About a week ago I experienced one very interesting situation. I had a workstation - old desktop with Asus P5LD2 motherboard and 4 x 1 GB non-registered DDR2 Kingston memory. That same machine was a victim of a power stroke quite some time ago, IIRC 12-14 months ago. At the time of the power stroke the PSU fried and the HDD died. I replaced both, ran tests, including memtest
and everything seemed fine. The user was working happily on it, until one day last week when he found some recent data "corruption" in some of his files. I investigated the issue and managed to narrow it down to motherboard fault. However, the "data corruption" was rather interesting and reproducible:
- copying text files from local directory to another local directory and running
diff
between both versions, there was only 1 bit changed somewhere random in the file; - this bit was always the 6th out of 8, viewed in hex text editor, i.e. hex 19 becomes hex 39;
- the issue was reproducible while accessing NFS mounts and local mounts. Same exact tests repeated from other clients produced no differences;
- while copying from this machine over the network with
rsync -av
the command failed withCorrupted MAC on input. Disconnecting: Packet corrupt
; - tried same MB, but different memory set - again differences;
- old memory set on another Asus P5LD2 MB - no differences;
- memtest ran for more than 24 hours - no single error reported.

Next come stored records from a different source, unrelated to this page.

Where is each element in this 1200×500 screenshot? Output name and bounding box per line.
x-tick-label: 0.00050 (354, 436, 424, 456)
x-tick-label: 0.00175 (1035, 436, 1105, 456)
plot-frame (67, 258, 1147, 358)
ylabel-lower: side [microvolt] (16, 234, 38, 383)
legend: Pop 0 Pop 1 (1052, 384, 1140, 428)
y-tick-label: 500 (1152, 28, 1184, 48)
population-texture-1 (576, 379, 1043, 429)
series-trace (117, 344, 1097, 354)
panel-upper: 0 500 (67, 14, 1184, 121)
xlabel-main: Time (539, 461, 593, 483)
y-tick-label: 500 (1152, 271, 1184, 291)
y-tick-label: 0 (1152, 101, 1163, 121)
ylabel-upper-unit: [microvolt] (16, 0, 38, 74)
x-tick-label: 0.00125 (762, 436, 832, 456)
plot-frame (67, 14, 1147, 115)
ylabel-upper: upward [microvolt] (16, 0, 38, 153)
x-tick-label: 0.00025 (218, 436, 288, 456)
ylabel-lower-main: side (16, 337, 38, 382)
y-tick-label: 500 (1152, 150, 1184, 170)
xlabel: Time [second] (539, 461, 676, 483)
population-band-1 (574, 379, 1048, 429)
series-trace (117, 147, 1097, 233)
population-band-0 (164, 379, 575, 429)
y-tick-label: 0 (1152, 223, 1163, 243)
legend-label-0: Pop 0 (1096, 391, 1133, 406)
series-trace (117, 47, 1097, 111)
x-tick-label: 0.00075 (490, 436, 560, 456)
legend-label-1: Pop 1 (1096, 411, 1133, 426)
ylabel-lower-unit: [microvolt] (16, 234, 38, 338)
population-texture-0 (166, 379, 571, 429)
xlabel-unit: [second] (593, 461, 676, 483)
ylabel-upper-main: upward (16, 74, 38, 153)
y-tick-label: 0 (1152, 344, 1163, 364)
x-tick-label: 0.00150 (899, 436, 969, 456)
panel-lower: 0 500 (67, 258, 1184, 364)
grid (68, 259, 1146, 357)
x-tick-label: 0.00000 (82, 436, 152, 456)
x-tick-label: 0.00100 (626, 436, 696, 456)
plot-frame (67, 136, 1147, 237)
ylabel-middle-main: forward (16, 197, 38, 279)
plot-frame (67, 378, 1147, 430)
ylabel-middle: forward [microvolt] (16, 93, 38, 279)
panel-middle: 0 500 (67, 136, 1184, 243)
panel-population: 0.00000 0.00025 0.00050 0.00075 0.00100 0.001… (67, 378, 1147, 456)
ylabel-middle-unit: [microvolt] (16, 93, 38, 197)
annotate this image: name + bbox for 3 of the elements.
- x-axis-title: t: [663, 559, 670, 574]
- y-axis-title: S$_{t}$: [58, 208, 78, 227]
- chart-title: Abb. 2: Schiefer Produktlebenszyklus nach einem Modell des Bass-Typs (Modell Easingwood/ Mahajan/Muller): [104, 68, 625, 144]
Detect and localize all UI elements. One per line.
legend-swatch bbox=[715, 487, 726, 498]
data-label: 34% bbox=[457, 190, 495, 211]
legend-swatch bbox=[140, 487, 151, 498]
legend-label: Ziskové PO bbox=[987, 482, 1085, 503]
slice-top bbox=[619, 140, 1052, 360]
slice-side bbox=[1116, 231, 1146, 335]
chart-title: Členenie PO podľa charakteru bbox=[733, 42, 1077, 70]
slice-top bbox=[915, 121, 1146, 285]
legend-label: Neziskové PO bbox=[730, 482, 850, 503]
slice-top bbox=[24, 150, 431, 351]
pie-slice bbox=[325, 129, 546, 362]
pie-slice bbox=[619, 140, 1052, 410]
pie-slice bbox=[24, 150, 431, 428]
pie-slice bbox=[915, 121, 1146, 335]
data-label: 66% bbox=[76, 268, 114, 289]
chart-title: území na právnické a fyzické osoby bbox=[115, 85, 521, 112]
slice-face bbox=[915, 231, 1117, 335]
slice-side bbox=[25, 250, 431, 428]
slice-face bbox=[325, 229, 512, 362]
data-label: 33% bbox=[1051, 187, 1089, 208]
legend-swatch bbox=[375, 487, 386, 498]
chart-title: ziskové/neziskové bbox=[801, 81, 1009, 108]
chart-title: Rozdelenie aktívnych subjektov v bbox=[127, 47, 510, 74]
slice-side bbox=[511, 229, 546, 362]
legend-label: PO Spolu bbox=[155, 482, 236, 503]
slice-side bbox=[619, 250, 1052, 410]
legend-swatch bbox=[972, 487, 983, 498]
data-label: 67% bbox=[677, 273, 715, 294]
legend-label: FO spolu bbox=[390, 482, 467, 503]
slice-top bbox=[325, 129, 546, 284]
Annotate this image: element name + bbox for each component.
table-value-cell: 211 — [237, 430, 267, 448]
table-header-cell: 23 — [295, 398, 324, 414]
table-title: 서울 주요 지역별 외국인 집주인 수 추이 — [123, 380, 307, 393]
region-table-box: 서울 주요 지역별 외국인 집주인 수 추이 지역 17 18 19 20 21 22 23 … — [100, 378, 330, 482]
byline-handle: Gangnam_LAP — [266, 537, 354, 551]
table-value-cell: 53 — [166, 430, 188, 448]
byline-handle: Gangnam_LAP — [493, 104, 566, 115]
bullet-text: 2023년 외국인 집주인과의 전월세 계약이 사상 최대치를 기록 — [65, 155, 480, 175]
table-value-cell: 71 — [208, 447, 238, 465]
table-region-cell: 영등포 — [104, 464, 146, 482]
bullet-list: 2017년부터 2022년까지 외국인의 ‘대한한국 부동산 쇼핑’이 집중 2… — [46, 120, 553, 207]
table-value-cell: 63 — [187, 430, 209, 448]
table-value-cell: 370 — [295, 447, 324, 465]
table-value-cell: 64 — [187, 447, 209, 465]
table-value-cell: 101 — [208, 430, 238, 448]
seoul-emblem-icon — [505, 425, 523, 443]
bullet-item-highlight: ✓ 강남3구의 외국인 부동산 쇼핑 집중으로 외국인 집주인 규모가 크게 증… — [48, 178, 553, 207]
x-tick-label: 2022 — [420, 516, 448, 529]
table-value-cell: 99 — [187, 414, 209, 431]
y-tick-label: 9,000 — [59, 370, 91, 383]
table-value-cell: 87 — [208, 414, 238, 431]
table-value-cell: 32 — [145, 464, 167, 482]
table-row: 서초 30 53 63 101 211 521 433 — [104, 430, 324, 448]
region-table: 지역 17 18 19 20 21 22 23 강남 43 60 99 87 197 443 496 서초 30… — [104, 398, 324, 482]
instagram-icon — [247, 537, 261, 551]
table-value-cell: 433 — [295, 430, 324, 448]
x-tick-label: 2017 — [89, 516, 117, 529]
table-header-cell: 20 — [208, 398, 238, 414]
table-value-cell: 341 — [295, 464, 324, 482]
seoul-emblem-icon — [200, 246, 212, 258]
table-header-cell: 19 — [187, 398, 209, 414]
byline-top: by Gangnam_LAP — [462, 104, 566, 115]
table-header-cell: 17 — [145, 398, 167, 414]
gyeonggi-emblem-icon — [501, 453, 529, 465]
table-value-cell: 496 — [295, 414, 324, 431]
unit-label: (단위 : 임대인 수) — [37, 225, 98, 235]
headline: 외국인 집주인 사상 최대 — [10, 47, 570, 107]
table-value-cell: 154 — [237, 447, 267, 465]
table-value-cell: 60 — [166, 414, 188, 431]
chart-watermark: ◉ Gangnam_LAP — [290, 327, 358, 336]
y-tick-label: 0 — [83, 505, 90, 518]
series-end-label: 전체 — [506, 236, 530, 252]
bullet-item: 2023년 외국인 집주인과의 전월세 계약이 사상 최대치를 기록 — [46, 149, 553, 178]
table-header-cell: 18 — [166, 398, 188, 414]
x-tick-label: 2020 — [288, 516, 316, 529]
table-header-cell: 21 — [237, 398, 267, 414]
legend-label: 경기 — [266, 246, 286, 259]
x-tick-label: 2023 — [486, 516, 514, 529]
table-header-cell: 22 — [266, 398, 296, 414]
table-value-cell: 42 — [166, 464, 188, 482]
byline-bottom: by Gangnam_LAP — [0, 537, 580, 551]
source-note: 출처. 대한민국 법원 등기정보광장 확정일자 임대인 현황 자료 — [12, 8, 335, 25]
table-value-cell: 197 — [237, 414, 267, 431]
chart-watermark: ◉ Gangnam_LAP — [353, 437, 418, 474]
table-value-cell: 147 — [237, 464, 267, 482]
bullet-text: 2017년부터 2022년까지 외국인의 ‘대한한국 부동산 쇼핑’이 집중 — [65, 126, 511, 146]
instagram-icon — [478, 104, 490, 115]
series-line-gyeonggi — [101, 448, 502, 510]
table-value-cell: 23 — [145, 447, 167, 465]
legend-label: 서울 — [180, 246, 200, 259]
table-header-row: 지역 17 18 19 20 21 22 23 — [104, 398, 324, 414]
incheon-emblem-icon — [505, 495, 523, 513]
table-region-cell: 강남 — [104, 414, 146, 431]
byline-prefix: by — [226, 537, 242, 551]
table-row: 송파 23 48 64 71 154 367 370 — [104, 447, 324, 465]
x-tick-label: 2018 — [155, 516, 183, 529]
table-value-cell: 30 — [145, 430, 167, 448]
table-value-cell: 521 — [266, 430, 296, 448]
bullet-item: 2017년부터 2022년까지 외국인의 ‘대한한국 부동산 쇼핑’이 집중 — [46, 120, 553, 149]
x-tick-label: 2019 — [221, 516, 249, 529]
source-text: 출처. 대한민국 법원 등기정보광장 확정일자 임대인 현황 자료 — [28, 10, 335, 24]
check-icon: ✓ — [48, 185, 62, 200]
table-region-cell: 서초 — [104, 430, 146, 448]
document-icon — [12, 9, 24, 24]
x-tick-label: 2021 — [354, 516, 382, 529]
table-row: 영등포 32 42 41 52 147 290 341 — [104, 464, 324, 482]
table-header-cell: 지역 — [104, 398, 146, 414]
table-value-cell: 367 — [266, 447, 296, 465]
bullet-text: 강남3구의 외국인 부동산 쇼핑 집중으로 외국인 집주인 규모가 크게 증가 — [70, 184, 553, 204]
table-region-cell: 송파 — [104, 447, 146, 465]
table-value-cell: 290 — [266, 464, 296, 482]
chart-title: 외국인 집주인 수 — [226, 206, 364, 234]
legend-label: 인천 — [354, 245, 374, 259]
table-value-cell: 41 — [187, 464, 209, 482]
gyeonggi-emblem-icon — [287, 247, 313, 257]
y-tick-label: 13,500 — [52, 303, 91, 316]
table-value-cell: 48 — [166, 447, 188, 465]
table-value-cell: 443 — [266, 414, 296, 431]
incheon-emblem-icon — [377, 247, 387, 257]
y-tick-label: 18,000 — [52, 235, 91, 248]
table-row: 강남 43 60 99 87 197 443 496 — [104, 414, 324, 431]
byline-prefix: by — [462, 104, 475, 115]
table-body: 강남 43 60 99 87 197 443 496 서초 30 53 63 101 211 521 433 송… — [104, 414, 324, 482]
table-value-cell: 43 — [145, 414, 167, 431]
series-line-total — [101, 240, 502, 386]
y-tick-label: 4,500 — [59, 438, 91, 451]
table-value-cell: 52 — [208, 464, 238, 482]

Conclusion from the tests - the bit flipping occurs only on this exact machine, regardless of the memory set used and the data location (local or NFS).
Based on all my tests, the only components left in the equation are the motherboard and the CPU.
My question(s) are:
- what causes the bit flipping and how exactly it happens?;
- is there a way to detect it?;
- how to test/probe for it, when
memtest
fails?
I still have the troublesome machine in-house and am willing to run any tests to learn more about this.
The OS is Ubuntu Lucid 10.04, 64-bit.
Edit I forgot to mention that most (if not all) capacitors on the MB where bended on top, instead of flat.
Sounds like a problem with the CPU accessing peripherals like the disk controller and network card. It could be the northbridge overheating. When the CPU is hot, the northbridge gets hotter than otherwise. It could also be the CPU overheating.
During memtest, there's minimal I/O and minimal CPU work.
That will cause the DC power supplied to components like the RAM, CPU, and northbridge to get noisy as load goes up. That could easily be the cause of your problem. I'd say the motherboard should be retired.